Désordre consistently expands within a multimedia narrative space that leaves infinite reading pathways open. “Infinite” in the literal sense of the word because chance is the primary design principle. Désordre defies any reading plan, even the author never knows for sure which narrative thread he is clicking on via the website’s welcome page. In recently compiled “Instructions for use”*, Jonckheere writes: “From the very beginning, even in the early planning and development stage for the website Désordre one of the design aims was to lead the visitor astray, by deliberately arranging all the generic rules of navigation so that they go against the grain.” This is achieved by leaving navigation purely to algorithmic chance. In this regard, the website’s structure based on information technology is “a miracle of orderliness”.
In no time the critics will highlight the random nature of the reception and assess the resulting arbitrariness as ‘non-literary’. Yet what about serendipity, or the aberration as a source of narrative fantasy?
Nowadays, these and similar projects encounter the same rejection by the critics as one hundred years ago, for instance, like the case of James Joyce.
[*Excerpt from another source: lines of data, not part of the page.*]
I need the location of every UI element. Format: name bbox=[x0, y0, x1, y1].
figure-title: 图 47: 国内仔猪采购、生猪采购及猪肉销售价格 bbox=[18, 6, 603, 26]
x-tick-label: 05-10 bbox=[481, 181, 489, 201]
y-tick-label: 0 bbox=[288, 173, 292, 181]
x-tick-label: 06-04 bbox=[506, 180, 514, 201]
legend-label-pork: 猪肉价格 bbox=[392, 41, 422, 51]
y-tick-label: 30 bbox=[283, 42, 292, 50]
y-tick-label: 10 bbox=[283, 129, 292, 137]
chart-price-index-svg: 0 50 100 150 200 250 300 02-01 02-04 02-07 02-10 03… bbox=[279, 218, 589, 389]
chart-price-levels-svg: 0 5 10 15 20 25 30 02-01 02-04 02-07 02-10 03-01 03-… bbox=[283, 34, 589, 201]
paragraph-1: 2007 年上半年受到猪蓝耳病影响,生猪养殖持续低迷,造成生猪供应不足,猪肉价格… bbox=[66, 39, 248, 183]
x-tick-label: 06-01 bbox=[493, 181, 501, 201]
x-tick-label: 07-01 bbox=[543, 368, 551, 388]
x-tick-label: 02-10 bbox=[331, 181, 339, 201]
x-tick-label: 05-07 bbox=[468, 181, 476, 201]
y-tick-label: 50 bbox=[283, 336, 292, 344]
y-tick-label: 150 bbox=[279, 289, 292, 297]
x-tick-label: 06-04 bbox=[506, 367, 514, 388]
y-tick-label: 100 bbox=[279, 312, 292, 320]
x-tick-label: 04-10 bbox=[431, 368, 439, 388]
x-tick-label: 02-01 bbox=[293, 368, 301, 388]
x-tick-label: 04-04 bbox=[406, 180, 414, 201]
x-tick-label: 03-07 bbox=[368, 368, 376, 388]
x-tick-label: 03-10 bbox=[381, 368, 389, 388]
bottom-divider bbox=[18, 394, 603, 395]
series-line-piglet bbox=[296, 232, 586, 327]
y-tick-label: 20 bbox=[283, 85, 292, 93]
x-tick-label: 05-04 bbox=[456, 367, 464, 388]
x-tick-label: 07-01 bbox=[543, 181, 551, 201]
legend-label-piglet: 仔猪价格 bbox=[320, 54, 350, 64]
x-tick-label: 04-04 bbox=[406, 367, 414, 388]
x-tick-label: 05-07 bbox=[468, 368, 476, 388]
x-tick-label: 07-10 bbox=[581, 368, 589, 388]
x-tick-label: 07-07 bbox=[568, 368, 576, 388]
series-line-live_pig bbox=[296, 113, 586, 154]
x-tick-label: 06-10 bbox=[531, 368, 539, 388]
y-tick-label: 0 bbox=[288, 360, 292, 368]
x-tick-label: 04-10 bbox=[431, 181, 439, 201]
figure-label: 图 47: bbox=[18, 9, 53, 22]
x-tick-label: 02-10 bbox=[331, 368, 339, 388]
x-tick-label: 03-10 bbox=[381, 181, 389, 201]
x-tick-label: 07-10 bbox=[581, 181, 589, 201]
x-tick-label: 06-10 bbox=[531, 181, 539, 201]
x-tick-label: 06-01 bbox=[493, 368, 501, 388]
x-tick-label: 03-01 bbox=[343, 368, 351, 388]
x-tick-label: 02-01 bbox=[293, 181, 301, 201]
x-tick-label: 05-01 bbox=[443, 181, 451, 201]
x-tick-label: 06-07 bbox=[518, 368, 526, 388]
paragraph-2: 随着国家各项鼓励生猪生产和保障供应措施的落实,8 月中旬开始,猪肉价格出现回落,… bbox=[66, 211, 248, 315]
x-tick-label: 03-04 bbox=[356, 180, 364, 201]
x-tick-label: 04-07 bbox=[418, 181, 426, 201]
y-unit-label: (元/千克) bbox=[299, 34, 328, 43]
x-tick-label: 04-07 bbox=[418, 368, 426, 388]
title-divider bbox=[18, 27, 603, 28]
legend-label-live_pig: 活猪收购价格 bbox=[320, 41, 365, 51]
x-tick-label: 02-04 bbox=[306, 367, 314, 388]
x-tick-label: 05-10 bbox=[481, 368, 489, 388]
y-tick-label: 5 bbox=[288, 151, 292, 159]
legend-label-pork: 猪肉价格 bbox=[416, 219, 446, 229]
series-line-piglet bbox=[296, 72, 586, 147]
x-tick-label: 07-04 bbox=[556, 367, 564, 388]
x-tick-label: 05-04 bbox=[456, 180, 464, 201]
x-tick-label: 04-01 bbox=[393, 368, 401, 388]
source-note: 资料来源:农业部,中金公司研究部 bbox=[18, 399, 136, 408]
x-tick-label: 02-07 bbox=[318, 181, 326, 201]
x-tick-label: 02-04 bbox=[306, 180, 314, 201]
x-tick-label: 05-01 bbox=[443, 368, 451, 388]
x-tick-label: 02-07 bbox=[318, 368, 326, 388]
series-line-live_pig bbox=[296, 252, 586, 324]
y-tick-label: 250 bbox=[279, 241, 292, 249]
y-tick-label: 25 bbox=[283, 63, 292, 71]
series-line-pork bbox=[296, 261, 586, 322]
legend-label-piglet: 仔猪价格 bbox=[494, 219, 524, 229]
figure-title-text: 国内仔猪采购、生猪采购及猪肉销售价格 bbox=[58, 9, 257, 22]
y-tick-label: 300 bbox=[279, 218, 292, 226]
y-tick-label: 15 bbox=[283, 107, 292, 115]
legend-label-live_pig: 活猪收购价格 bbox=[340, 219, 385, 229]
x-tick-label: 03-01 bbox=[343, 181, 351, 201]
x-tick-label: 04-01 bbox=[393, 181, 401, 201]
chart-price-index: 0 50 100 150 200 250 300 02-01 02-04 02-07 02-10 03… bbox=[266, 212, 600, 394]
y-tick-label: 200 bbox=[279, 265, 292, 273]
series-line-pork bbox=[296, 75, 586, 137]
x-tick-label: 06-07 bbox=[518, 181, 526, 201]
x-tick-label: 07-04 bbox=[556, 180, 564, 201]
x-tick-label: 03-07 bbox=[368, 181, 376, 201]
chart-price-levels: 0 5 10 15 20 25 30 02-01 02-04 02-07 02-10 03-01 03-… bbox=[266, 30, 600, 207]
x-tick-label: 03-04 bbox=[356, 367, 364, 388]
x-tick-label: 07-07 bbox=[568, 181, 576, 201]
The comparison is possibly clumsy, yet literary quality is always initially measured in terms of traditional aesthetic norms, though without considering that precisely these norms are in a continually shifting state of flux. Could it not also be the case that Philippe de Jonckheere’s ‘writing in space’ also gives rise to new aesthetic ideas with which they can be first judged valid?
In any case, Philippe de Jonckheere’s comprehensive and enigmatic project Désordre is a challenge. “To a certain extent”, comments the author, “the entire project of Désordre is less the work of its author than of the spectator, listener, reader or visitor. Désordre is a website and you are the author.” It’s the realization of what theoretically has long since been a topic of conversation.
*A print version of De Jonckheere’s article is available as a brochure and was published as part of a ‘future studio for literature’ at the Solothurn Literature Days.